Platinum Metals Rev., 1959, 3, (2), 65
Hydrocracking on Platinum Isomerisation Catalysts
A Comparison Of Alumina And Silica-Alumina Bases
Catalysts used in pentane or hexane isomerisation processes require two types of reaction site – the platinum sites where dehydrogenation and subsequent hydrogenation occur and acid sites, provided by the supports, where isomerisation of the dehydrogenated product takes place. An undesirable side-reaction, hydrocracking to lower molecular weight paraffins, has been studied by C. G. Myers and G. W. Munns, Jr., of the Socony Mobil Oil Co. Inc. Their results are published in a recent paper (Indust. & Eng. Chem., 1958, 50, (12), 1727–1732).
The hydrocracking of n -pentane, -hexane and -heptane was studied using isomerisation catalysts comprising platinum on alumina and platinum on silica-alumina. The hydrocracking of n -pentane can be correlated with the dehydrogenation activity of the catalyst – a function of the platinum sites – but is not directly related to the nature of the acidic support. The products of the cracking reaction are evenly distributed over the range C.−C4 hydrocarbons and this distribution is not affected by altering the catalyst support. However, the change in pentane hydrocracking activity per unit change in dehydrogenation activity is less for platinum-alumina than for platinum-silica-alumina catalysts, with the result that the hydrocracking activity is in general less for platinum-alumina when the two catalysts have the same dehydrogenation activity. This may be explained by chemical interaction between platinum and the siliceous support. These results suggest that hydrocracking of n -pentane is catalysed by the platinum sites.
Hydrocracking of n -hexane and n -heptane does not give rise to an even distribution of cracking products but to a higher proportion of hydrocarbons derived from cracking at the centre-bond. This is a characteristic of cracking at acid sites. It is shown conclusively in the case of n -heptane that the more acidic silica-alumina support favours centre-bond cracking to a greater extent than the alumina support.
The results obtained indicate that on dual-function isomerisation catalysts two types of cracking can occur depending on the chain length of the hydrocarbon.
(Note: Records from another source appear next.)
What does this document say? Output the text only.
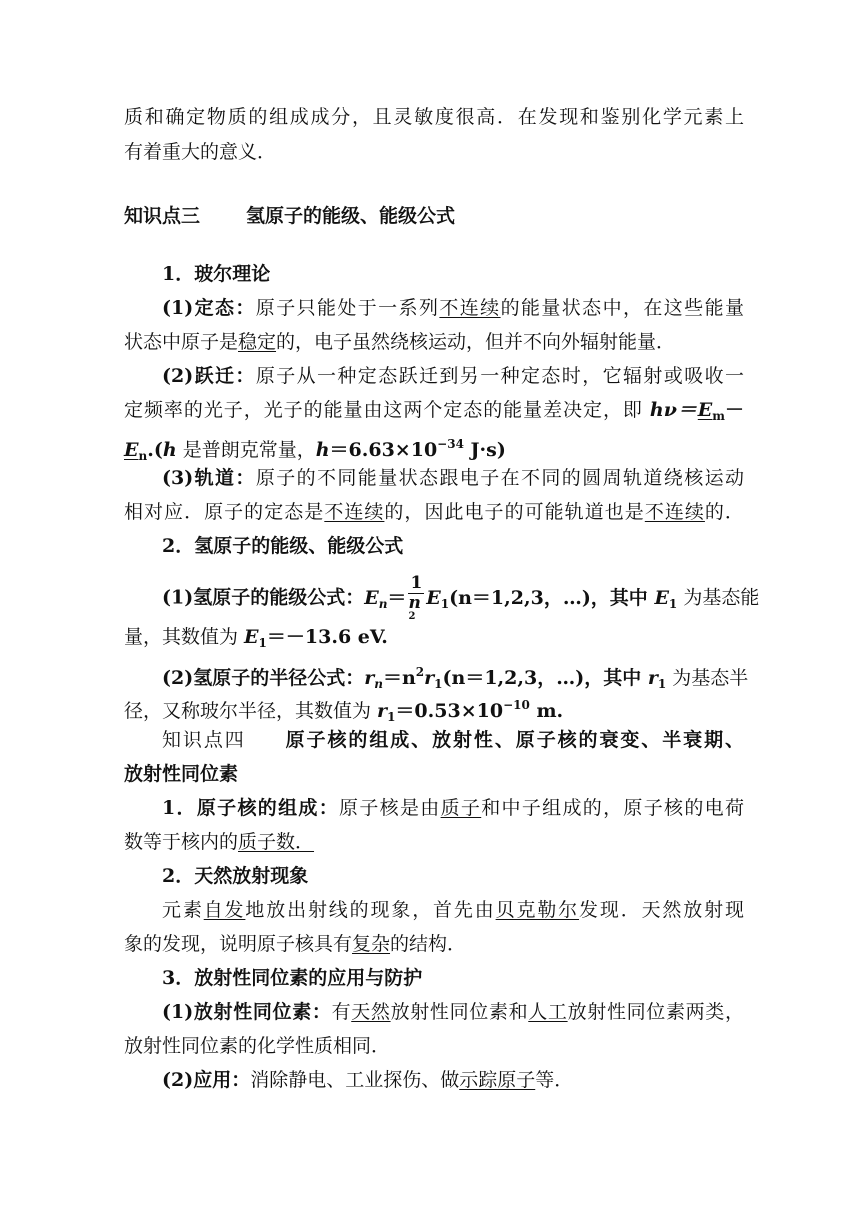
质和确定物质的组成成分，且灵敏度很高．在发现和鉴别化学元素上
有着重大的意义．
知识点三 氢原子的能级、能级公式
1．玻尔理论
(1)定态：原子只能处于一系列不连续的能量状态中，在这些能量
状态中原子是稳定的，电子虽然绕核运动，但并不向外辐射能量．
(2)跃迁：原子从一种定态跃迁到另一种定态时，它辐射或吸收一
定频率的光子，光子的能量由这两个定态的能量差决定，即 $h\nu=E_m-$
$E_n.(h$ 是普朗克常量，$h=6.63\times 10^{-34}$ J·s)
(3)轨道：原子的不同能量状态跟电子在不同的圆周轨道绕核运动
相对应．原子的定态是不连续的，因此电子的可能轨道也是不连续的．
2．氢原子的能级、能级公式
(1)氢原子的能级公式：$E_n= 1$
n
2 $E_1(n=1,2,3$，…)，其中 $E_1$ 为基态能
量，其数值为 $E_1=-13.6$ eV.
(2)氢原子的半径公式：$r_n=n^2r_1(n=1,2,3$，…)，其中 $r_1$ 为基态半
径，又称玻尔半径，其数值为 $r_1=0.53\times 10^{-10}$ m.
知识点四 原子核的组成、放射性、原子核的衰变、半衰期、
放射性同位素
1．原子核的组成：原子核是由质子和中子组成的，原子核的电荷
数等于核内的质子数．
2．天然放射现象
元素自发地放出射线的现象，首先由贝克勒尔发现．天然放射现
象的发现，说明原子核具有复杂的结构．
3．放射性同位素的应用与防护
(1)放射性同位素：有天然放射性同位素和人工放射性同位素两类，
放射性同位素的化学性质相同．
(2)应用：消除静电、工业探伤、做示踪原子等．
Platinum-catalysed hydrocracking, giving an even distribution of reaction products, occurs alone in n -pentane and together with acid-catalysed cracking in n -hexane. Acid site hydrocracking alone occurs in n -heptane. It is suggested that platinum-catalysed hydrocracking occurs via the olefin intermediate produced in the isomerisation reaction by dehydrogenation at the platinum sites.